Critics constantly associate Wolfmother with the 1970s era of classic rock; Led Zeppelin and Black Sabbath being two usual comparisons. They are praised for emulating a sound similar to these iconic rock bands but equally criticised for being unoriginal. Heavy, zapping guitar riffs and simple, catchy lyrics is the formula that Andrew Stockdale, the band’s singer, applies. Consequently, if you go with the flow, the band are very enjoyable.

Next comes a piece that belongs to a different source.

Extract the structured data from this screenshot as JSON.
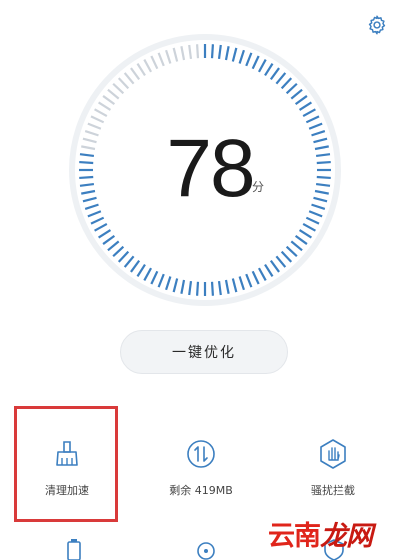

On a Thursday evening at Rock City, the band promptly began at 8pm, hurling the audience into the evening of rock with three of their most renowned songs, ensuring anyone who arrived 10 minutes late would undoubtedly be disappointed. Appropriately, they opened with ‘Victorious’, the lead single from their new album of the same name. This was followed by ‘New Moon Rising’, the lead single from their second album, and then surprisingly their best and most famous song, ‘Woman’, was next. I imagined the ferociously paced ‘Woman’ as a perfect opener or one to save for the encore but oddly it was placed third on the set list.
After this opening trio, the band blasted through the set, mainly playing fan-favourites from the first two albums with a few tracks from the new album sprinkled in. Without sugar-coating it, the band was very loud. Of course, this is appropriate for a hard rock band but unfortunately during many of the songs, Stockdale’s vocals were muffled. This would be my only criticism. The Robert Plant–like quality to his vocalisation is what makes Wolfmother’s songs so exhilarating. Nevertheless, one exceptional performance was ‘California Queen’, which sounded more crisp and electrifying than the mp3 version on the album. The more fast and furious the songs got, the more the mosh pits intensified. This culminated with the final song of the night, the epic crowd-pleaser known as ‘Joker & the Thief’, which created a colossal bouncing mosh to satisfy the audience for the rest of the night.
In the modern era, where crazy hard rock bands are virtually obsolete, Wolfmother are appreciated as a throwback. They are the closest thing you’ll find to a modern day AC/DC or Guns N’ Roses and that‘s exciting or underwhelming depending on your viewpoint. I’m somewhere in the middle but it was great to see them live.